Lending a Hand to USAID: What the United States Can Learn from China’s Playbook

The Hambantota International Port in Sri Lanka, leased in 2017 for 99 years to the company China Merchants Port after they bought a 70% stake in the port’s holding company. The Sri Lankan government sold a large share of the port to help make debt payments to the port’s financer, Exim Bank of China. Photo by Dinesh De Alwis.

In the past few decades, foreign aid has become a focus of much of international policy, growing rapidly across the greater international community. While multinational institutions like the World Bank Group and various regional development banks championed foreign aid initiatives, a new era seemed to have emerged in China. Shifting away from the multilateral model, China instead adopted the infamous Belt and Road Initiative (BRI), a series of bilateral foreign investment projects meant to enhance global trade by serving as the hegemon of the network. Conversely, the United States has maintained its underperforming foreign aid department—the United States Agency for International Development (USAID). China has proven, through its many projects and investments, that it is not only investing more in other countries, but it is better at achieving results across its projects. The United States, if it wants to maintain its global influence as a superpower in the international world, needs to vastly improve its model.

Foreign aid generally falls under two categories: official development assistance (ODA) and other official flows (OOF). The Organisation for Economic Co-operation and Development is the international body responsible for tracking these transactions and designating these labels. It defines ODA as “government aid that promotes and specifically targets the economic development and welfare of developing countries,” specifically such that it does not have a grant element below 25%, meaning it cannot be in the form of high-interest or predatory loan. All aid that doesn’t fall in this category is then defined as part “other official flows,” or OOF, which includes aid such as loans that have a grant element below 25%, private sector subsidies, export credits, and aid not directed at economic development.

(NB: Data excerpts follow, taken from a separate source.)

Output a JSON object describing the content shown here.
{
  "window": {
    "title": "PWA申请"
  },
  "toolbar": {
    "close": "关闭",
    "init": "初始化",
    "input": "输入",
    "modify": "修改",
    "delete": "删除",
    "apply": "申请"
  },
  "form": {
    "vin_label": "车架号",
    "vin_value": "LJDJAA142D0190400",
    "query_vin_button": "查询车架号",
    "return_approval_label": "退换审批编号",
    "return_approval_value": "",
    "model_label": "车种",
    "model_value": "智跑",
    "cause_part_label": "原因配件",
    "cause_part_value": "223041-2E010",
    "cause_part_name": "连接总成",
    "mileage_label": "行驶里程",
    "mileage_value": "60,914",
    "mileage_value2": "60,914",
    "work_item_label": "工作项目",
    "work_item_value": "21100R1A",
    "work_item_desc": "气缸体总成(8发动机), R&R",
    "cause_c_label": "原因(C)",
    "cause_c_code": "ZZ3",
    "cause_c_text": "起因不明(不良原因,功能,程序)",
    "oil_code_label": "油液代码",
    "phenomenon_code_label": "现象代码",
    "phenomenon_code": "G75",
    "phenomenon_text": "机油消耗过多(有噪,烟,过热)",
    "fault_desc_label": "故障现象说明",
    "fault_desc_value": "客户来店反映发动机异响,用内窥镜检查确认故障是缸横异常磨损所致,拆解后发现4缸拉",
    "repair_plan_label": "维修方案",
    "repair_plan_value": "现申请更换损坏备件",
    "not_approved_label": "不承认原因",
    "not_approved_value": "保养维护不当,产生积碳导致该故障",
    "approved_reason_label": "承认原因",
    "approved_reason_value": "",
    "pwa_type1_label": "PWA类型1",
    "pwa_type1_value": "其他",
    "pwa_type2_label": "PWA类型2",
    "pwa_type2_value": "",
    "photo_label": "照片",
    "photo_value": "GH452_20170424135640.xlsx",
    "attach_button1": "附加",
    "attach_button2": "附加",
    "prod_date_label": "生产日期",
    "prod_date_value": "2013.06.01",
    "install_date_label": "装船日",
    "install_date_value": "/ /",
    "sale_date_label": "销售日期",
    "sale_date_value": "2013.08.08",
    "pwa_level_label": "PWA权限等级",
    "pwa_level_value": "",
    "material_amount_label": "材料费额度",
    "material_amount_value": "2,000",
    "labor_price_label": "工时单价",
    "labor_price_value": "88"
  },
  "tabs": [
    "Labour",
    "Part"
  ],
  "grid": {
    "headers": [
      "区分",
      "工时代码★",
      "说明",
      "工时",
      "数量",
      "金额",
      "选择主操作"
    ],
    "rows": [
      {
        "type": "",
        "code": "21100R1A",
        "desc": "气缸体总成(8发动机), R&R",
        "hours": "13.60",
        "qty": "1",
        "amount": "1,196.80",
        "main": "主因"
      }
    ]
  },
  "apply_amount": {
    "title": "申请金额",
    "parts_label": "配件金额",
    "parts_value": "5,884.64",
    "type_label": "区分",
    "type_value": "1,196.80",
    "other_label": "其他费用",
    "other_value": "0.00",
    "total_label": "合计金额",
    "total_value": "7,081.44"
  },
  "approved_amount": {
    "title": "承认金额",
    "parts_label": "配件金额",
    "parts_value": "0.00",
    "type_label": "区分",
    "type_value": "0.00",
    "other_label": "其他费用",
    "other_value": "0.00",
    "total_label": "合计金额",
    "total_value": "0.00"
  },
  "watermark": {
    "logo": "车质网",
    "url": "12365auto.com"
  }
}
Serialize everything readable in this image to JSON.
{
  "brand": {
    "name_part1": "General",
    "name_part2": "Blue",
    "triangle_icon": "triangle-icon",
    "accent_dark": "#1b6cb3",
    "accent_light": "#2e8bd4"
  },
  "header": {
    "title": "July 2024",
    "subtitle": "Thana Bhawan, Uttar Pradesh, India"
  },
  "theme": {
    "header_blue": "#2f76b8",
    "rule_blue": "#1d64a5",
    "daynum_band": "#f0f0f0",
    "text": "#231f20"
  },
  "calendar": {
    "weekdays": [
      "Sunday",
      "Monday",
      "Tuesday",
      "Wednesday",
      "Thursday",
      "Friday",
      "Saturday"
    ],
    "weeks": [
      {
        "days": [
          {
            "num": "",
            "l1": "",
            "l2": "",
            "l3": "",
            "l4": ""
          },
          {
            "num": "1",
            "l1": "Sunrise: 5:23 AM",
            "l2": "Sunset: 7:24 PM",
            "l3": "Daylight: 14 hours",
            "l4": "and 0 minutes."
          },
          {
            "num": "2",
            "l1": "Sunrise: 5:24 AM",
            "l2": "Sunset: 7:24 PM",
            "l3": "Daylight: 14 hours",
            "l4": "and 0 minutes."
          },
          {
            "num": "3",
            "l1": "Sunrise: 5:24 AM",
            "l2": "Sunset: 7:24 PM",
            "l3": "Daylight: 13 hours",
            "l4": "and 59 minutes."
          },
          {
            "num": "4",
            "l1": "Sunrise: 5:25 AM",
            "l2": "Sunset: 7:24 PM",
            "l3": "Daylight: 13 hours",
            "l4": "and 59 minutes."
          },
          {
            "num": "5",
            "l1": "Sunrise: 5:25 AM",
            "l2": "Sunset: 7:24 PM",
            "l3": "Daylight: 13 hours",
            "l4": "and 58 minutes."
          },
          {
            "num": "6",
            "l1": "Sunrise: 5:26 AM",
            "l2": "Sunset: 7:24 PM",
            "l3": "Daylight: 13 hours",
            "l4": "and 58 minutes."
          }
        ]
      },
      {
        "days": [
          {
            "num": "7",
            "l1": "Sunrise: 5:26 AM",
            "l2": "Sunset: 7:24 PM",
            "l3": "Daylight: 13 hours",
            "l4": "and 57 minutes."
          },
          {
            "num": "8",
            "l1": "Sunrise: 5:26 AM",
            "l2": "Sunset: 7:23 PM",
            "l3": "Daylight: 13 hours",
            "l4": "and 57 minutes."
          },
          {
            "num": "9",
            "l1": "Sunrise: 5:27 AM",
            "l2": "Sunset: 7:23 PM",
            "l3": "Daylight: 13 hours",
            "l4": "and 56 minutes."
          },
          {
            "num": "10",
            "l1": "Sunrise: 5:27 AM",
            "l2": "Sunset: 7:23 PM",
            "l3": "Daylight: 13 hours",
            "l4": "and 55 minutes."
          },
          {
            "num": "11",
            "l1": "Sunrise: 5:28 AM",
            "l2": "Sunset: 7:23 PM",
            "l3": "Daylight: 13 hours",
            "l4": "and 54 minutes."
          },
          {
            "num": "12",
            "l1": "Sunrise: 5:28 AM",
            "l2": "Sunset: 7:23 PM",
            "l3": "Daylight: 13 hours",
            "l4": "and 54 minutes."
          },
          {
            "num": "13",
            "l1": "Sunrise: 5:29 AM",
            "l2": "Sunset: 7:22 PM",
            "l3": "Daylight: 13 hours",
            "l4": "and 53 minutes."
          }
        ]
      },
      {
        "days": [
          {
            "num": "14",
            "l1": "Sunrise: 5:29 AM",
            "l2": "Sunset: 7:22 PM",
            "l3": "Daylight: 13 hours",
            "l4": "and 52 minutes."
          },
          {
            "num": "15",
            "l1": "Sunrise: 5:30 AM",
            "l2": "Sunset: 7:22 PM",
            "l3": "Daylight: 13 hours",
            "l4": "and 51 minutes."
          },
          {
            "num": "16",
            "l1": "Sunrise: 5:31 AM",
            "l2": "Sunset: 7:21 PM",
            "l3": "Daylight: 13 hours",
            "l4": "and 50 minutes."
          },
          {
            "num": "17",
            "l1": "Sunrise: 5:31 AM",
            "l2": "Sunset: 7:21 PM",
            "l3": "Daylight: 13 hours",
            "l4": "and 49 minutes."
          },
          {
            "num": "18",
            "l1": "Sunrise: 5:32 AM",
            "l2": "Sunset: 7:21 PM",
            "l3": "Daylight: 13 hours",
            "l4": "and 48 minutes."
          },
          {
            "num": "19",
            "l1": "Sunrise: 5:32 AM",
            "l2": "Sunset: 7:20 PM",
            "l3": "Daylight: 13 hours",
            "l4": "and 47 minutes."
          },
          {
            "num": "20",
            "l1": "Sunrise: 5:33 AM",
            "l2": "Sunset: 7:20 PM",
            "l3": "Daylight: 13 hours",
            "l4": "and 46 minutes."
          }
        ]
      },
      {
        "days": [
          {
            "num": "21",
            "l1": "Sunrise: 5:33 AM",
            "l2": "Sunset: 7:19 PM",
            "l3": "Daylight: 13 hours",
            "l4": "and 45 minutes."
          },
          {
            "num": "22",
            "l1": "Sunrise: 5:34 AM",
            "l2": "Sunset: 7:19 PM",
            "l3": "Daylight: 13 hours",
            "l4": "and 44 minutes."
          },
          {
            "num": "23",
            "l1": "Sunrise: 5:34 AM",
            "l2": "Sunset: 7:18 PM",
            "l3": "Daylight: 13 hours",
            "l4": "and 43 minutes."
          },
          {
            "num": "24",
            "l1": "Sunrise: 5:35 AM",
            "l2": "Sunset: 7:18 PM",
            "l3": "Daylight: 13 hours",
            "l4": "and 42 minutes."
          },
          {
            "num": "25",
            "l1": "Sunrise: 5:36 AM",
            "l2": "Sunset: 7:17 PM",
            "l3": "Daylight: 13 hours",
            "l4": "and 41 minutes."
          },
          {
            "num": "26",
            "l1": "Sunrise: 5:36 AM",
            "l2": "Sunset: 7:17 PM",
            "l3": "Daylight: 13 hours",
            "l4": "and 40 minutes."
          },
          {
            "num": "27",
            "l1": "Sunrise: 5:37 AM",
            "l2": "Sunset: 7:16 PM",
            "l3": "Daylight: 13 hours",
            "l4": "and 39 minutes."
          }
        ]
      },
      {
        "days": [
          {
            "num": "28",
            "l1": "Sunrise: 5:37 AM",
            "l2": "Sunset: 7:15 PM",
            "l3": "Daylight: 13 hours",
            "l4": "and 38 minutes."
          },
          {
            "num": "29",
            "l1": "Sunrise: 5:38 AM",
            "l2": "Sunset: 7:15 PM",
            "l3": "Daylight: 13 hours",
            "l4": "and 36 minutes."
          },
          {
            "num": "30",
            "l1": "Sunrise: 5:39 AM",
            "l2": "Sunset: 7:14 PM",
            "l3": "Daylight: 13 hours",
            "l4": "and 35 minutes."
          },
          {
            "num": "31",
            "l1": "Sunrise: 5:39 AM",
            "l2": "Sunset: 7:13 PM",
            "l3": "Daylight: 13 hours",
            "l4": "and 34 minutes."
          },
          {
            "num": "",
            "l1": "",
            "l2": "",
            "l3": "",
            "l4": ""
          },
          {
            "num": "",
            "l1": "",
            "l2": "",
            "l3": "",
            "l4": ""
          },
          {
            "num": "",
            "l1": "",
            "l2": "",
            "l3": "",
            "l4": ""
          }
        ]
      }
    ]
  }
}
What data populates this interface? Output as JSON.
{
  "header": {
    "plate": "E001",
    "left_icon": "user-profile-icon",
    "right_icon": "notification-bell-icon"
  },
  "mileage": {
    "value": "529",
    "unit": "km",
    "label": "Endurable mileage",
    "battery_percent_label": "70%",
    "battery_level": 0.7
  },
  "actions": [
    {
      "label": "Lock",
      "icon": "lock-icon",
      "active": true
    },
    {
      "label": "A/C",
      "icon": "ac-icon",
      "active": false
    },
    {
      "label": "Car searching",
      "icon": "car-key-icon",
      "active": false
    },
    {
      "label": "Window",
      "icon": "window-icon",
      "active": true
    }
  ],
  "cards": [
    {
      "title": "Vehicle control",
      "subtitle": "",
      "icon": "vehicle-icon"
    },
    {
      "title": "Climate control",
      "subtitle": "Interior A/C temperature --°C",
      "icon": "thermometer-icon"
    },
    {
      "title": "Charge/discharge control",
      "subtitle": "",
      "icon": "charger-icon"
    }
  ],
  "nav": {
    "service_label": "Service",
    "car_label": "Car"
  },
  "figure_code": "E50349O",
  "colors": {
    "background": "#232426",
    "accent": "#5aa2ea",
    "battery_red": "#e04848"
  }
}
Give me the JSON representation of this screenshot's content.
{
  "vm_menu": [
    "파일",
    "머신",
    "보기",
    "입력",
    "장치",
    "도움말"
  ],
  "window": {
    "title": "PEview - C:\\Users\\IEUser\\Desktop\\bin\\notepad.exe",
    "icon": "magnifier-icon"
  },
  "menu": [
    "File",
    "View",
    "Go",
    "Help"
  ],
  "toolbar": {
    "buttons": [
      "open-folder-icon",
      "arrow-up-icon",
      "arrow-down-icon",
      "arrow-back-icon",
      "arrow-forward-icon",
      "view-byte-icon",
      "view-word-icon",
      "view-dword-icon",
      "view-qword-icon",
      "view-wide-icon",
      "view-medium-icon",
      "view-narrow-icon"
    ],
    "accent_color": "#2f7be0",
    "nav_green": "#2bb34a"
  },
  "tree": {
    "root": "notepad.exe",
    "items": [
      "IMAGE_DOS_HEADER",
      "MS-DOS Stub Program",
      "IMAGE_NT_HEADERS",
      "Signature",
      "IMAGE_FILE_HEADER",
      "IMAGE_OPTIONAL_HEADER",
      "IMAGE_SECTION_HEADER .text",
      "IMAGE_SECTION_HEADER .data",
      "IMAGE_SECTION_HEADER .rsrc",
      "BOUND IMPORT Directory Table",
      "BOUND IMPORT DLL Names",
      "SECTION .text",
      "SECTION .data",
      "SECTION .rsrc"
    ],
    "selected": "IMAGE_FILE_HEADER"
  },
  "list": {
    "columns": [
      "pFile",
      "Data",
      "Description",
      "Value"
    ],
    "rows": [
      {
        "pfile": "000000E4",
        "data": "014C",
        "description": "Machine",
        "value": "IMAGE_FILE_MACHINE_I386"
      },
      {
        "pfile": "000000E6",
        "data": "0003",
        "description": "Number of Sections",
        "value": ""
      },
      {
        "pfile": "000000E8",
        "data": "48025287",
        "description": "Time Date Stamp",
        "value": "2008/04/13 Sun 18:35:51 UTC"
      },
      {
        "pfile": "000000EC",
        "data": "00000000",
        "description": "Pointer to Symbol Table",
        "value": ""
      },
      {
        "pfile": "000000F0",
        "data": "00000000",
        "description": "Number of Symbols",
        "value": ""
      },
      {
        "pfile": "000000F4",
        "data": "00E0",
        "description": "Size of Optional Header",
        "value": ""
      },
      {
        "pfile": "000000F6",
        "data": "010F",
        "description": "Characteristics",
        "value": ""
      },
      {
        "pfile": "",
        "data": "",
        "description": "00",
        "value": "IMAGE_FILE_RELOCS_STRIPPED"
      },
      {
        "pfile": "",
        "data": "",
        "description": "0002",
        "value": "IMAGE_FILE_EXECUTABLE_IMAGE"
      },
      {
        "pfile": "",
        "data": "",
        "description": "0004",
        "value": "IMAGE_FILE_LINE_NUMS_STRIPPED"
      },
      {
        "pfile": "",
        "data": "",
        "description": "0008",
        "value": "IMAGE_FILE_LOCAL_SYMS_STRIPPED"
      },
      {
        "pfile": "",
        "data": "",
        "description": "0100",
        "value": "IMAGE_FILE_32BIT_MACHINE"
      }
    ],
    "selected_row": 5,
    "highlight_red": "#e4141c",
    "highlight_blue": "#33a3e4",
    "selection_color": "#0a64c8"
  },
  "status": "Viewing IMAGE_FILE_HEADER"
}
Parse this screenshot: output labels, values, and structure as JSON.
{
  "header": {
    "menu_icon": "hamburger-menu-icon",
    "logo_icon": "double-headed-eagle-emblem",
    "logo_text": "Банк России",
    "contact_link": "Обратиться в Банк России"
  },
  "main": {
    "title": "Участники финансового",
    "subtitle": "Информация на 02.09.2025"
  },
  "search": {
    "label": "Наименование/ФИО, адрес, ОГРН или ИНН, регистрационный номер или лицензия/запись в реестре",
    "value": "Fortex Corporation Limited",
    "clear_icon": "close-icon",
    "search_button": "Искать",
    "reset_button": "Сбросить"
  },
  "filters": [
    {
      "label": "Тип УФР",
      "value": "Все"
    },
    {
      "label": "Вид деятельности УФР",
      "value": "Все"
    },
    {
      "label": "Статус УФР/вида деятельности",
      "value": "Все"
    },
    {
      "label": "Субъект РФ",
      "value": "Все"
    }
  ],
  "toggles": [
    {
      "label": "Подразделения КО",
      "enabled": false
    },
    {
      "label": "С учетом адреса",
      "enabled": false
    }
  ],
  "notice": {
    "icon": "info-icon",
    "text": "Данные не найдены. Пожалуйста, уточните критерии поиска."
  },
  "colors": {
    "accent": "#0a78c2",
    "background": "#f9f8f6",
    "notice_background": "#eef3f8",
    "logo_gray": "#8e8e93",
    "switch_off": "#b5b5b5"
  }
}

Each year, the U.S. provides roughly $40 billion in ODA to other countries and around $500 million in OOF. China, on the other hand, provides anywhere from $40 to $100 billion each year, but almost entirely in OOF. This distinction is important because by using almost entirely OOF, China is able to use their investment projects to stimulate their economy and expand their hegemonic reach. Take, for example, the Aysha Wind Power Project in Ethiopia, in which the Chinese government finances nearly 85% of the project on a loan and uses its own state-owned company, Dongfang Electric, to build the wind plant. In many of these projects, China stipulates that its own state-owned enterprises must be the ones to build the project. This effectively turns foreign aid into a domestic stimulus package, allowing China to reinvest in its own economy while simultaneously building infrastructure abroad to help expand their ever-growing international trade network.

In many cases, this predation can expand even further, such as the case with the Hambantota port in Sri Lanka, where China will essentially “buy out” a greater stake in their own projects because the recipient country cannot afford to pay back the loan. China thus not only uses these programs as opportunities to stimulate its own economy, but it oftentimes is able to expand its hegemonic reach by acquiring newly-built infrastructure that will become critical to many of these developing countries’ economies. This comes at the expense of the recipient country, which is now unable to earn revenues from the project.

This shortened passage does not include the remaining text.